Da ich seit meinem sechsten Lebensjahr mit meiner Oma Susi in ihrer Wohnung lebte, bekam die es später so gedeichselt, dass ich Hauptmieter wurde. Somit erbte ich die Preisbindung, während die Mieten um uns herum explodierten. Ich kümmerte mich um Susi und war bei ihr, als sie ihren letzten Atemzug tat.
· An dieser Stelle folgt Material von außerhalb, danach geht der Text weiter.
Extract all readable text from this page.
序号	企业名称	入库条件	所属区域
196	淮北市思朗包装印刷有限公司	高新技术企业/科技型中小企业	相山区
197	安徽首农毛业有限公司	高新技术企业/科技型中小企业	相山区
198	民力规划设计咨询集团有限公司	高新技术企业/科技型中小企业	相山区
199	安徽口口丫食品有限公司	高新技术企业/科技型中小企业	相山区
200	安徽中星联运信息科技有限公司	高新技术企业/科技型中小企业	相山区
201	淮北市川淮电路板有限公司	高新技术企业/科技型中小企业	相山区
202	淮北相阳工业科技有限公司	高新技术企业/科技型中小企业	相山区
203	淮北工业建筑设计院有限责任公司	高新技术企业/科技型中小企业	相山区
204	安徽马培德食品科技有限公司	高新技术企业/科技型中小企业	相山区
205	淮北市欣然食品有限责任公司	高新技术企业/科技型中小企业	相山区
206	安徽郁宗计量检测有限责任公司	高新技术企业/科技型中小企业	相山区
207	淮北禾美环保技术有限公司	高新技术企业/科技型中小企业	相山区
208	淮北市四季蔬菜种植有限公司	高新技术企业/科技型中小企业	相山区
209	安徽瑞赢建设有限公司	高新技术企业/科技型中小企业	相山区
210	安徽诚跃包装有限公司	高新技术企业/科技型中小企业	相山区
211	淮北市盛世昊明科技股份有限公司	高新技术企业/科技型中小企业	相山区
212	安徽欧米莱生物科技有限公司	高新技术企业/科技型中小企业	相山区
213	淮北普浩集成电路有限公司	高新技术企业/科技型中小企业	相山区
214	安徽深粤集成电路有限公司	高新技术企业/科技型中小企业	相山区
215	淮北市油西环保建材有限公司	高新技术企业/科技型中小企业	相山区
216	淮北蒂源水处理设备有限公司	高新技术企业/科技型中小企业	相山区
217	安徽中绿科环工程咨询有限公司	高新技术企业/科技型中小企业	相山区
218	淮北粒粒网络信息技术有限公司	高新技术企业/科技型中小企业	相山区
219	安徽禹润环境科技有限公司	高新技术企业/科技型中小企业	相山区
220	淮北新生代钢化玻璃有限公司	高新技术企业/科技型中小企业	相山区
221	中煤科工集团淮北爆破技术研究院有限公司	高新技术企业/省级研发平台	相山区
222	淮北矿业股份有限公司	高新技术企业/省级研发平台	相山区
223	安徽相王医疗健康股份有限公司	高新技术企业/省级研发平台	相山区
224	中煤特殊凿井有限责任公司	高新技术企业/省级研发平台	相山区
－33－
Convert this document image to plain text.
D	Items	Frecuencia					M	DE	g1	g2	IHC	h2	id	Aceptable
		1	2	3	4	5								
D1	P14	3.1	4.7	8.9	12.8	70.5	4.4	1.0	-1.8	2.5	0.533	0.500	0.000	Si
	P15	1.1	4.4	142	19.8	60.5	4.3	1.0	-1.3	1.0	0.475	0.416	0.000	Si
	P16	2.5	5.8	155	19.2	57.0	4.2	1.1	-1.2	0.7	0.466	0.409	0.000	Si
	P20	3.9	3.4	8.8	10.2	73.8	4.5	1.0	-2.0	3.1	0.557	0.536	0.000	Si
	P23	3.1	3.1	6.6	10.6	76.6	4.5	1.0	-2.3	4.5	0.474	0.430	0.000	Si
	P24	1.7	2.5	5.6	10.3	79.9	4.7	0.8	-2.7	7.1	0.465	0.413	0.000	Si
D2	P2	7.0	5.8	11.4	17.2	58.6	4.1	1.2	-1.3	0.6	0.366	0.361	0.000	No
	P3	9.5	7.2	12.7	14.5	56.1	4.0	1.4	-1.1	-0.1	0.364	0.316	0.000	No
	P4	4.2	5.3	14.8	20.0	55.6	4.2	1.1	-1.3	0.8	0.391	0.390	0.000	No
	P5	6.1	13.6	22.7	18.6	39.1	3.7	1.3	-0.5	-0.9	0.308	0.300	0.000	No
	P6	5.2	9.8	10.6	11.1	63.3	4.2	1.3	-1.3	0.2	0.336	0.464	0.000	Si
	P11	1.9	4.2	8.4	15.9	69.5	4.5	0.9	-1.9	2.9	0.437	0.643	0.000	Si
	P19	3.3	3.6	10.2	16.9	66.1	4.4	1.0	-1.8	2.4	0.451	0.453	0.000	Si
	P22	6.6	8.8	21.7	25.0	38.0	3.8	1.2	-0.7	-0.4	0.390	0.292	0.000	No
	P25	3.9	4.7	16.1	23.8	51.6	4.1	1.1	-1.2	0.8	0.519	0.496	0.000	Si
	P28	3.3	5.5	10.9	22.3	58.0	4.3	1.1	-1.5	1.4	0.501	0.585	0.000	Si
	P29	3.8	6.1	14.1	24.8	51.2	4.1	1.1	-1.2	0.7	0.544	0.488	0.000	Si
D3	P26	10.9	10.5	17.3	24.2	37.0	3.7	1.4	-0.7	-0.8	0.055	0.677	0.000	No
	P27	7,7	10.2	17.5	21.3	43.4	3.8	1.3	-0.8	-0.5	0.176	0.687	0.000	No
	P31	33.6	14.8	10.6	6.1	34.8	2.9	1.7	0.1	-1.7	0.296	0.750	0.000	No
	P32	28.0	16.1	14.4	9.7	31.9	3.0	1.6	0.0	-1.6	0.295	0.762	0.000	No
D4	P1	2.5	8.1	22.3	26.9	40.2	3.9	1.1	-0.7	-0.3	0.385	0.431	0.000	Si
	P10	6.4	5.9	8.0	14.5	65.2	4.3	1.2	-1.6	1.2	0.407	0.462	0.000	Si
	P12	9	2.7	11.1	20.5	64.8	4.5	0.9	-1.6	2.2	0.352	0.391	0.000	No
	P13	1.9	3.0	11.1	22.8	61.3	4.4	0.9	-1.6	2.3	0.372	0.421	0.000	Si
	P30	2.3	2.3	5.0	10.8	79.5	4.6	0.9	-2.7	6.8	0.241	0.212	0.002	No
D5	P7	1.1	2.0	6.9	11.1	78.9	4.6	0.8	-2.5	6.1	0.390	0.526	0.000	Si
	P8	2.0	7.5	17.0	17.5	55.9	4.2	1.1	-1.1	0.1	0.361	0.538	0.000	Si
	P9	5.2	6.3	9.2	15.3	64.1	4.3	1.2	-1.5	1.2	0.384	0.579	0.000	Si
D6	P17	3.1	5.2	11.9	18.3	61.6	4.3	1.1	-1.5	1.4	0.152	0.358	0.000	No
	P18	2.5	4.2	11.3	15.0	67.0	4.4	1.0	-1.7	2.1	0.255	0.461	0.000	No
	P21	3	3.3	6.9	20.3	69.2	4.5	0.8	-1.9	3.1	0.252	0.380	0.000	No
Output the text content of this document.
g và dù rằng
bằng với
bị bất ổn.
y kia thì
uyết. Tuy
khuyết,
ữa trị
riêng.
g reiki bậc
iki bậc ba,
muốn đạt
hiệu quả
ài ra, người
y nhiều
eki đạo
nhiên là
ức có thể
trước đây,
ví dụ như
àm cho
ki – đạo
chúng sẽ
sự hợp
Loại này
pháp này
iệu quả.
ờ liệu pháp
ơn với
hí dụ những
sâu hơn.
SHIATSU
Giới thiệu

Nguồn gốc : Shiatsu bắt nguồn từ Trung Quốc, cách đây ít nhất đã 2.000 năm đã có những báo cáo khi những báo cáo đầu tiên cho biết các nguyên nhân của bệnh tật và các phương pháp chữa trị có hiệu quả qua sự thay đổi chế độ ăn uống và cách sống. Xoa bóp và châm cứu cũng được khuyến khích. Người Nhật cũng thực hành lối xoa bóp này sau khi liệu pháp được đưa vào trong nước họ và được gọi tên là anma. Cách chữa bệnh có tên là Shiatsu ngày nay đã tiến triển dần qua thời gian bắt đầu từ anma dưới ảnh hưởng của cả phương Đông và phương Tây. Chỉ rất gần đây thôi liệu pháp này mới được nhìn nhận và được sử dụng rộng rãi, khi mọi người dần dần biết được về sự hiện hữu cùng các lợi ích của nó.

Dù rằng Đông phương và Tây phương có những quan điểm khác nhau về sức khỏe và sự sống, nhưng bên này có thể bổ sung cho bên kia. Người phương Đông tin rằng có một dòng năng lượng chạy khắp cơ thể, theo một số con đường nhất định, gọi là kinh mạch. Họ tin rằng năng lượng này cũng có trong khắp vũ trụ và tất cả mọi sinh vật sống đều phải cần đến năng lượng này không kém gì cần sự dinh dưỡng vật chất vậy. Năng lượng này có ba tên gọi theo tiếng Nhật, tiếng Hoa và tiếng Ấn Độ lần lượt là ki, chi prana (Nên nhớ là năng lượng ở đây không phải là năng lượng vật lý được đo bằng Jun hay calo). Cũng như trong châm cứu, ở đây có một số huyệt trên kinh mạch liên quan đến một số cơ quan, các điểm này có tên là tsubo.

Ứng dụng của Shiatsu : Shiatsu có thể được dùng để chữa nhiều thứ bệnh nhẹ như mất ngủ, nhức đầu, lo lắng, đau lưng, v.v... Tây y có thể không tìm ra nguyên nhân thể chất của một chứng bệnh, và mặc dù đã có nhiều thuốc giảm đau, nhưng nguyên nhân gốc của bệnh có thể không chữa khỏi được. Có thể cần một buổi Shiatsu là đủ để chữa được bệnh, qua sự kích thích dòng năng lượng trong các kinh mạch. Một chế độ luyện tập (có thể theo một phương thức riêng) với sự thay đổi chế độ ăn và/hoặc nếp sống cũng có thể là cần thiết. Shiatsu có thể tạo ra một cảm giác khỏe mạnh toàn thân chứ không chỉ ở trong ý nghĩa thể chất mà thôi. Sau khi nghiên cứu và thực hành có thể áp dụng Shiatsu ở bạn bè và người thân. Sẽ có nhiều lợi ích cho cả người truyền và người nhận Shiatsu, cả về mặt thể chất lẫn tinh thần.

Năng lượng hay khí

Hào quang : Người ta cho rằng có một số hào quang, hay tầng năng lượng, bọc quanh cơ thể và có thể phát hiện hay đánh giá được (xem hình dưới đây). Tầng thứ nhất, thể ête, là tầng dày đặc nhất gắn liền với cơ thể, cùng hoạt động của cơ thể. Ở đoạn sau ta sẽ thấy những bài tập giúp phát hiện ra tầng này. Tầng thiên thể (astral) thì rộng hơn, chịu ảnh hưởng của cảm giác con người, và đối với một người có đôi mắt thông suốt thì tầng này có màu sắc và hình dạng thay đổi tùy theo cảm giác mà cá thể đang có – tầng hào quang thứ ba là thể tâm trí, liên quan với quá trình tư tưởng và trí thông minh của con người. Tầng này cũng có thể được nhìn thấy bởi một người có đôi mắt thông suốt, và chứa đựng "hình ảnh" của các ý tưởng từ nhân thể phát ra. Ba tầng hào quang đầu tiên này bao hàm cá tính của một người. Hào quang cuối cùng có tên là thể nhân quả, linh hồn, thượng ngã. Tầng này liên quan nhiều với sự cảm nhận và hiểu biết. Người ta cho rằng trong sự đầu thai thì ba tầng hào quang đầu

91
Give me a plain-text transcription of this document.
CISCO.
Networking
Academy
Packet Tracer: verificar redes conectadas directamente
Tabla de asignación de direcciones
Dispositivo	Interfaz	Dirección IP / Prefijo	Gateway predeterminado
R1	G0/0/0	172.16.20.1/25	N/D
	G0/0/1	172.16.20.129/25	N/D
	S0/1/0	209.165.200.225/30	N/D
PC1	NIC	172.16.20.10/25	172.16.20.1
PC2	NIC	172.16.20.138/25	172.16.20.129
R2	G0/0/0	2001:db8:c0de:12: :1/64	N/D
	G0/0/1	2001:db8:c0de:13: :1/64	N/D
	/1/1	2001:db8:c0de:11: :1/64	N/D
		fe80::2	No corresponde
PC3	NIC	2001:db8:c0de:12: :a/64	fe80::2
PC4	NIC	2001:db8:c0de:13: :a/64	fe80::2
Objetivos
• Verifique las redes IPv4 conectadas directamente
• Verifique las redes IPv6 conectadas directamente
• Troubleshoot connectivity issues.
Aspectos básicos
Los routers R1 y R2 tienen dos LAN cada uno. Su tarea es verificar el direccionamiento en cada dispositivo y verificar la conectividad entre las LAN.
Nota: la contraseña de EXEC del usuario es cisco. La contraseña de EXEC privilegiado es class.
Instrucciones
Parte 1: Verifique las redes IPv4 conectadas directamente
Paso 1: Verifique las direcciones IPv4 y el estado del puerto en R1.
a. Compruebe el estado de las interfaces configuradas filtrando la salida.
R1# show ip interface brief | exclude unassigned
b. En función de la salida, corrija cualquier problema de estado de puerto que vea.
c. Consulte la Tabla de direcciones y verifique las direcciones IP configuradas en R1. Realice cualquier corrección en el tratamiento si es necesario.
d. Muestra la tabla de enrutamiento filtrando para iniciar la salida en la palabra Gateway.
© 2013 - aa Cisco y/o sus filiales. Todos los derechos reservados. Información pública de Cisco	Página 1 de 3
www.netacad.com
Da war ich 24. Und nach einer Ausbildung zur Köchin, zeitlich begrenzten Billiglohnverträgen und dem neunten Besuch auf dem Arbeitsamt hatten Pami, die Konditorin geworden war, und ich uns die Frage gestellt: »Krücken wir uns weiter für Fremde ab, oder schinden wir uns ab jetzt für uns selbst den Rücken wund?« Die Antwort hatte nahegelegen.
Die restliche Woche verlief im üblichen Chaos. Morgens kam Pami vorbei und half mir, die Waren in den Transporter zu laden. Eine fuhr aus, die andere machte die Buchhaltung und bereitete die Backstube vor. Gegen ein Uhr kam Lina aus der Schule, machte ihre Hausaufgaben und traf sich dann meistens mit ihren Spielkameraden, während Pami und ich buken, kreierten, kochten und hinterher abwuschen.
Samstagnachmittags stand stets ein Anstandsbesuch zu Kaffee und Kuchen bei Pamis Eltern an, auch diese Woche. Wir bereiteten also die Waren für die noch spärlichen Sonntagsbestellungen vor, sammelten Lina am Spielplatz ein und gingen über den Helene-Weigel-Platz zur Nummer dreizehn. Familie Crusq wohnte nun seit siebzehn Jahren in diesem riesigen Hochhaus. Die Aussicht über Berlin war ihr ganzer Stolz.
Lucrecia, Pamis Mutter, öffnete die Tür. Sie trug ihr dunkelblaues Lieblingskleid, das ihre Kurven nahezu magisch umfloss. Vier Kindern hatte sie das Leben geschenkt, und mit jedem waren ihre Hüften und ihr Busen etwas praller geworden. Ich stellte mir vor, dass sie vor der Schwangerschaft mit Pami ähnlich schlank gewesen war wie diese vor Linas Geburt. Lucrecia hatte ihr Haar zu einem dicken Zopf gebunden, der lustig hüpfte, als sie sich auf Lina stürzte. Die paar Brocken Portugiesisch, die ich seit meiner Kindheit aufgeschnappt hatte, reichten aus, um zu verstehen, was die Crusqs redeten, wenn sie stritten und nicht wollten, dass ich mitbekam, worum es ging. Und wenn Lucrecia ihr einziges Enkelkind herzte und besang, dann verstand ich das auch.
Pamis Vater Rhys kam mit einem Stapel Tassen aus der Küche, besah mit seinen gütigen Augen das Geschehen und verlangte von seiner Frau, sie solle etwas von Lina übrig lassen. Die lachte und wandte sich Pami zu, ehe sie mich um keinen Deut weniger herzlich umarmte. Manchmal nannte sie mich ihre minha filha branca, dachte aber wohl, ich verstand nicht, dass es so viel wie »meine weiße Tochter von einer anderen Mutter« bedeutete. Und ich behielt mein wohliges Herzklopfen, das ich bei diesen Worten verspürte, für mich.
Der große Kaffeetisch war gedeckt, und Pamis jüngere Brüder und ihre kleine Schwester hatten sich um ihn versammelt. Wie üblich steuerten wir Gebäck zum Kaffeetisch bei, und wie üblich wurde an ihm herumkritisiert. Heute fand Rhys die Mandelstangen zu weich, Lucrecia die Küchlein zu trocken, und es wurde darüber diskutiert, was wir hätten anders machen müssen.